Jenny Hennen, a highly-touted freshman from Anoka High School also shined in her collegiate swimming debut. Hennen was all-America six times in the 100 butterfly and 100 and 200 freestyle events in high school. At the intrasquad, she set meet records in the 100 and 200 freestyle.
Junior Olga Splichalova set a meet record at the intrasquad in the 1,000 freestyle event. The native of the Czech Republic has competed in the last two summer Olympics for her country. This summer in Atlanta, she took eighth in the 800-meter freestyle, and 15th in the 400 freestyle and as a member of the 4×200 relay team. In 1992 in Barcelona, Splichalova took sixth place in the 800-meter freestyle.

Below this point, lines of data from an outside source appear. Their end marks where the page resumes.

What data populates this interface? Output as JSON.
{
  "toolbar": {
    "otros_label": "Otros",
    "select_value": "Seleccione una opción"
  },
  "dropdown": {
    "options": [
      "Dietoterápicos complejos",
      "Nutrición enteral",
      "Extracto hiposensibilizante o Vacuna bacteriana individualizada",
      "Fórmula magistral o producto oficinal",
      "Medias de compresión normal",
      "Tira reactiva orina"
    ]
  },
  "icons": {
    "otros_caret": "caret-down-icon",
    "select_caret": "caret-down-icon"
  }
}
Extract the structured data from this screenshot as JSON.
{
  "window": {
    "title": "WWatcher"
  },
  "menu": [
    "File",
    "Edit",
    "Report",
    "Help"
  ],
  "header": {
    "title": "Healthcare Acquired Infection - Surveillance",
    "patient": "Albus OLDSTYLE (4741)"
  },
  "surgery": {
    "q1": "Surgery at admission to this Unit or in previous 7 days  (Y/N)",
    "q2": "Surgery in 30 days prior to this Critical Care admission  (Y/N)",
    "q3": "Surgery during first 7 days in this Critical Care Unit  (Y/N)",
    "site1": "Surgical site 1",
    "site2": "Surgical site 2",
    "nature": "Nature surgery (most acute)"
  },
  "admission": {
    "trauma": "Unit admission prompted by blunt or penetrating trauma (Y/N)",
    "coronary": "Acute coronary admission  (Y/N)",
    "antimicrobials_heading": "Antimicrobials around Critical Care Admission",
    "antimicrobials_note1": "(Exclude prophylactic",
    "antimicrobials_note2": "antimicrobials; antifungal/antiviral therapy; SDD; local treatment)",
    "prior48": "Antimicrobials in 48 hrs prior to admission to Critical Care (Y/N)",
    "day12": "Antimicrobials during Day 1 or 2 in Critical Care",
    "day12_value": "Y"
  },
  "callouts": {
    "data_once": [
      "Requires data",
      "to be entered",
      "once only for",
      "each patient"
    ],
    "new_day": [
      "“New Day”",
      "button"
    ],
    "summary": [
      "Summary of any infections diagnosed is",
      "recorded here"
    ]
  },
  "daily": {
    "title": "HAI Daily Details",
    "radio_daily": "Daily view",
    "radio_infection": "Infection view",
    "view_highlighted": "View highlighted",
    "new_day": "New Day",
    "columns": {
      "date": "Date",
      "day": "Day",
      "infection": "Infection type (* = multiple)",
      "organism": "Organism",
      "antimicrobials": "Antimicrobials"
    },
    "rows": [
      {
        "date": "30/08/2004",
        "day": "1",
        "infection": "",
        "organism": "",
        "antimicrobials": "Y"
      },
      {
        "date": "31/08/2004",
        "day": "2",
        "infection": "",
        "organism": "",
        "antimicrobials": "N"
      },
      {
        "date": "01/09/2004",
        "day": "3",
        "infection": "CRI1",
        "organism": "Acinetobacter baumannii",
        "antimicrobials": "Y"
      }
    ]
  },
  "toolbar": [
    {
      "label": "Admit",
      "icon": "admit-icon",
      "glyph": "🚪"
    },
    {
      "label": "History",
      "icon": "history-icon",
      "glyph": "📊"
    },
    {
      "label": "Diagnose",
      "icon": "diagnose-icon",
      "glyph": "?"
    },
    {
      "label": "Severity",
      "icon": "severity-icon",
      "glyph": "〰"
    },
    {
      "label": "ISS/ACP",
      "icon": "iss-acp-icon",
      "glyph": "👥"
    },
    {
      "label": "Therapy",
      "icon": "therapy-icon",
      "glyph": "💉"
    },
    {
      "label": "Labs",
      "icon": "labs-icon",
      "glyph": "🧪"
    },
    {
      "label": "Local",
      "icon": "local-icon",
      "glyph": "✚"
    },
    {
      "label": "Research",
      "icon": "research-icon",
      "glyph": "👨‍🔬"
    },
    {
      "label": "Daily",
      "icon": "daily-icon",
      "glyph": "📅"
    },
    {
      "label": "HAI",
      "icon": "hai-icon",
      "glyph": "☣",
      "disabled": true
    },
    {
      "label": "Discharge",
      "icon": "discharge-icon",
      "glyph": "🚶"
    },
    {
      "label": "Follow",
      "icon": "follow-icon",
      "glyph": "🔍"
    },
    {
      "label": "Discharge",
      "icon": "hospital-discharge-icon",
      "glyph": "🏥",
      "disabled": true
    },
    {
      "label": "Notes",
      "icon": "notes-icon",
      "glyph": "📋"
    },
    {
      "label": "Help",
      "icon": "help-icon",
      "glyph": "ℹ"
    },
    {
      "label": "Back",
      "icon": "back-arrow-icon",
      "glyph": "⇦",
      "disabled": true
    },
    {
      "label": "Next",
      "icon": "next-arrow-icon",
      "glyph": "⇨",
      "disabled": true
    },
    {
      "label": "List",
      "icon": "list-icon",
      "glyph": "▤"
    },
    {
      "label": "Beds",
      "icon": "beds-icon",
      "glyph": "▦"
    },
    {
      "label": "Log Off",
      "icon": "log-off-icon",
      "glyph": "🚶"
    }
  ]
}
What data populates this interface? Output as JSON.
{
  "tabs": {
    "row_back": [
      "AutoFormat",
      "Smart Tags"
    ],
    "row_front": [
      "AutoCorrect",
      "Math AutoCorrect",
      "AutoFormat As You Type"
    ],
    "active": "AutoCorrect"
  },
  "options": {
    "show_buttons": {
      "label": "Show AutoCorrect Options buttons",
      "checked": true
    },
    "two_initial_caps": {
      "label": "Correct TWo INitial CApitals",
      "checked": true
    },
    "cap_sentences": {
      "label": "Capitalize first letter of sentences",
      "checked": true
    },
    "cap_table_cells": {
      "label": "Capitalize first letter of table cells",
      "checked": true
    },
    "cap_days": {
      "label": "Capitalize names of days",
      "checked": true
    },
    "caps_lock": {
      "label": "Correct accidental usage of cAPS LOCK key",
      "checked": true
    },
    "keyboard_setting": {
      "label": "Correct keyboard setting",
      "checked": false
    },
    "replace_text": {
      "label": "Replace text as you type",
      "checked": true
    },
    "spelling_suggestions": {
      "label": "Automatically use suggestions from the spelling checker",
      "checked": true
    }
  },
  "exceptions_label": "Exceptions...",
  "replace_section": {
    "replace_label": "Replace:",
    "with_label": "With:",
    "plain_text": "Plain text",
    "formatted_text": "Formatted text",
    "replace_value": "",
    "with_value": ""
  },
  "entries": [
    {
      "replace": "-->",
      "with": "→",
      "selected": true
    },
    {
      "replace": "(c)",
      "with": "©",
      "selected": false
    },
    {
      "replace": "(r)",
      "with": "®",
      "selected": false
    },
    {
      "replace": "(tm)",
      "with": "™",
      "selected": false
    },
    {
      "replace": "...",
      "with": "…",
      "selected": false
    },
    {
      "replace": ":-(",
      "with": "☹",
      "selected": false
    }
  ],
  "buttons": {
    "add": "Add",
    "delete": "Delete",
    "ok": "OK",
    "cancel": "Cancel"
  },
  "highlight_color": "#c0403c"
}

“Her work ethic is phenomenal,” Freeman said. “She just cranks it out every day. She will race against anyone, even herself or the clock.”
Another international student who had an outstanding performance at the team’s intrasquad meet was senior Tanya Schuh.
A dual citizen in both the United States and Brazil, Schuh broke her own meet record in the 100-yard butterfly with a time of 56.50. She also was a member of both the 200 medley relay and 400 freestyle relay teams. Schuh is a member of the Brazilian National Team and has competed with them in several international meets.
Other top performers last weekend for the Gophers were Gretchen Hegener, Andrea Berg, Beth Shimanski, Terri Jashinsky, Carrie Hansen, Amy Cottril, Marta Knowles, Devon Coellner and Kate McMillan.
Minnesota is ranked 15th in an NCAA preseason swimming and diving poll of Division I schools. That ranking will be tested early this season as the Gophers face four teams ranked in the top 23 of that poll during the first four weeks of the season.
The team’s difficult schedule will start this weekend at No. 16 North Carolina. Minnesota will travel to Chapel Hill for the Tar Heel Invitational on Friday. The Gophers will also compete in a dual meet with Carolina on Saturday.
“We’re really looking forward to being able to race these people,” Freeman said. “We’d really love to beat them, but our best athletes are going to be challenged considerably.”
Minnesota will also face an enormous challenge this season during conference play from 10-time defending Big Ten champion Michigan.
But if the Gophers keep improving this season, they may have a realistic shot at putting up a banner of their own at the Aquatic Center.